The ban would affect large park events such as races with water stations, parades and festivals, and would affect vendors the Park Board contracts with as they replace disposable items for compostable ones.
The Park Board report stated it's likely that a "high percentage" of events held or permitted by the Park Board already use alternatives to single-use plastics. The Park Board uses compostable materials at its own headquarters, and popular lakefront concessions are "mostly there … with using compostable, green products," Cowgill said.
There are some barriers to prohibiting all single-use plastics in Park Board events, including access to tap water and enforcement, according to the report. The report suggests new water sources could be installed in parks and that the Park Board could work with other government agencies to prohibit food trucks from using disposable plastic materials.
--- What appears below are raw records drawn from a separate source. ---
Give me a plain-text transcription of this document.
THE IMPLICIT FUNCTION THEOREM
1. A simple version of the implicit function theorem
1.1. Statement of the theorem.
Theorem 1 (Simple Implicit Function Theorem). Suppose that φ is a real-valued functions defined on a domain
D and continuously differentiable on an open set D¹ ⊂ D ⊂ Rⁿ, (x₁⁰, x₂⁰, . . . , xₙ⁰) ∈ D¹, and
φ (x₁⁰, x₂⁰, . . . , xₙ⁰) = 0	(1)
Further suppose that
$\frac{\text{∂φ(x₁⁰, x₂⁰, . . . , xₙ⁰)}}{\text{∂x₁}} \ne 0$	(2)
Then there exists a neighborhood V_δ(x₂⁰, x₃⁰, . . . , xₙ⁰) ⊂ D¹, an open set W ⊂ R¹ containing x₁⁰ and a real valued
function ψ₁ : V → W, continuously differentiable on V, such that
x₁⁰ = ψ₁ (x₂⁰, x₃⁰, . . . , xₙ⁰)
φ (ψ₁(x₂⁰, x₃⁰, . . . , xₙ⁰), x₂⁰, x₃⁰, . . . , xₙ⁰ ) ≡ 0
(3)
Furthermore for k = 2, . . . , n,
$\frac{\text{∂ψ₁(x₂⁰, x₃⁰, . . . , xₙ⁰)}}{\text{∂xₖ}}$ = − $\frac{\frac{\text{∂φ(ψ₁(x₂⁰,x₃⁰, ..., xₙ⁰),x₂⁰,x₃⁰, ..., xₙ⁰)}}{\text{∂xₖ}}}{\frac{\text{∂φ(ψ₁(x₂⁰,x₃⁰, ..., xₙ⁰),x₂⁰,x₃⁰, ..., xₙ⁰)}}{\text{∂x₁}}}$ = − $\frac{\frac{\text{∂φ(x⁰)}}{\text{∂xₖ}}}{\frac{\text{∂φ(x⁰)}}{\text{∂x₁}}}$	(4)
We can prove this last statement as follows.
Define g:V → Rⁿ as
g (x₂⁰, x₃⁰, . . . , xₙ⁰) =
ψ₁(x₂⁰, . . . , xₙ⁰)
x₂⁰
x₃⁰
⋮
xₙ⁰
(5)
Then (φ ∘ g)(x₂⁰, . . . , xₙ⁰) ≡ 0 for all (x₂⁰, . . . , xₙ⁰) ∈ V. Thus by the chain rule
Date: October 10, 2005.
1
"It's my hope that in ending single-use plastics in our contracting, we can be a model for other municipalities to do something similar," he said.
Park Board commissioners were supportive of the change during a meeting Wednesday evening. A more detailed proposal will come back to the Park Board later in August or September.
In March, St. Paul joined Minneapolis and St. Louis Park in banning nonrecyclable takeout containers in restaurants. The Minneapolis City Council had voted in 2016 to ban all plastic bags before a state budget bill prohibited cities from taking any such measure.
Larger plastic bans have recently been enacted across the country. In particular, several companies have vowed to stop using plastic straws due to public pressure over their harmful impacts on beaches, oceans and marine life, according to National Geographic.
Banning single-use plastics at park events is a first step, and it would only make a dent in the amount of the plastic waste found in parks, Cowgill said.
"Us doing this is … going to move the dial very slightly in terms of how much pollution we have in our own system," Cowgill said. "It's a small part of a larger vision around sustainability … but it's something we can all have an impact on."